それに加味して、ライブに行ったり、生放送を観たりなどもコンテンツ活動に含まれるが時間の制約にはどうしても囚われてしまうのである。

しかし、蓮ノ空はゲームであるというお陰で30分×1クール何話という制約から解放されたことでメンバー1人1人の心境にじっくりと焦点を当てたノベルゲームのようなストーリーが展開される。1話などはチャプターに分かれているとはいえ1時間の長尺である。
このストーリーの上手さ自体はここでは深くは取り上げないが、ストーリーの良さだけでも触れるに値する。アプリをインストールするのが怠いという人のために一区切りまでYou tubeでも配信しているので参考にされたし。

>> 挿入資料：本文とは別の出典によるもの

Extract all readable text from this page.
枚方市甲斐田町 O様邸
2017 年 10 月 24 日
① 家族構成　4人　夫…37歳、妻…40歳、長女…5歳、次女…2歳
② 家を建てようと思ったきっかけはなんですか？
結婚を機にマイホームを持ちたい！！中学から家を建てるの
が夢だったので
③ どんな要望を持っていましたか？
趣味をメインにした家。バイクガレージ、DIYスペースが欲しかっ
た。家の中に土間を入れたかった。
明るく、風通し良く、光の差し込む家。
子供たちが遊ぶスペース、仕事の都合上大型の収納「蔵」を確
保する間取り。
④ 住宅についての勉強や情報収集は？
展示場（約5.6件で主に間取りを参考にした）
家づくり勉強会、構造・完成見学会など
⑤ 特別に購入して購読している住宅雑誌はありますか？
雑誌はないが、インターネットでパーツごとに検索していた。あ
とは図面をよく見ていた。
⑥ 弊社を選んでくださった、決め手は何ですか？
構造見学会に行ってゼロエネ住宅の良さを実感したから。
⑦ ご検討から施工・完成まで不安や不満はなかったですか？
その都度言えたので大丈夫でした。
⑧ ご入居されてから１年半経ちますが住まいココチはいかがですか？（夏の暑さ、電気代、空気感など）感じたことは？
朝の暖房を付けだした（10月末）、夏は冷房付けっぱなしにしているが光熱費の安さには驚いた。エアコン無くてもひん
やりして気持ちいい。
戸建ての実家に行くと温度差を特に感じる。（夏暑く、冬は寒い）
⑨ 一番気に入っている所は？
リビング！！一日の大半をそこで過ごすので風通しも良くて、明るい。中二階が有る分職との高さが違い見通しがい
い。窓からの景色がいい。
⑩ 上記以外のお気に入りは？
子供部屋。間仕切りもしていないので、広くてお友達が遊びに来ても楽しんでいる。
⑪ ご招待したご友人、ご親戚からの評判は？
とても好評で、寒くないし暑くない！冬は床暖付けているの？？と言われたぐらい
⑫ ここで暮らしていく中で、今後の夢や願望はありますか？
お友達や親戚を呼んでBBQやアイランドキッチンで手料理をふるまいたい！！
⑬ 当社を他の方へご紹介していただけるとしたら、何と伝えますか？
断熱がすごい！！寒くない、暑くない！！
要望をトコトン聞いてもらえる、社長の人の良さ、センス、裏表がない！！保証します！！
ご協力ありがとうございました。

じっくりやりすぎて約1クール分ほどの分量の時間を経過したが、6人のうちまだ加入出来ていない、映画のエンドクレジット後にお披露目される新キャラ程度の出番しかないキャラがいる
しかしこの物語の厚みと上記の同じ空を通して繋がっているかもしれないと思わせる部分が気持ちよくリンクしていくので、もはや作品を描写出来る時間が無限に拡張されたに等しく、待つことも一つの楽しみとなっている。

めぐ……

配信(表)とストーリー(裏)

リンクラのアプリコンテンツのメインの軸は
活動記録(ストーリー)
スクールアイドルコネクト(雑談、ダンス練習やライブなどの配信活動)

なのだが、ストーリーで描かれた内容が即配信の内容に影響される。
(もう一つの要素としてカードゲーム要素もあるのだが、ストーリーを読むだけだったら完全にスルーしても成り立つのでここではあえてスルーするものとする)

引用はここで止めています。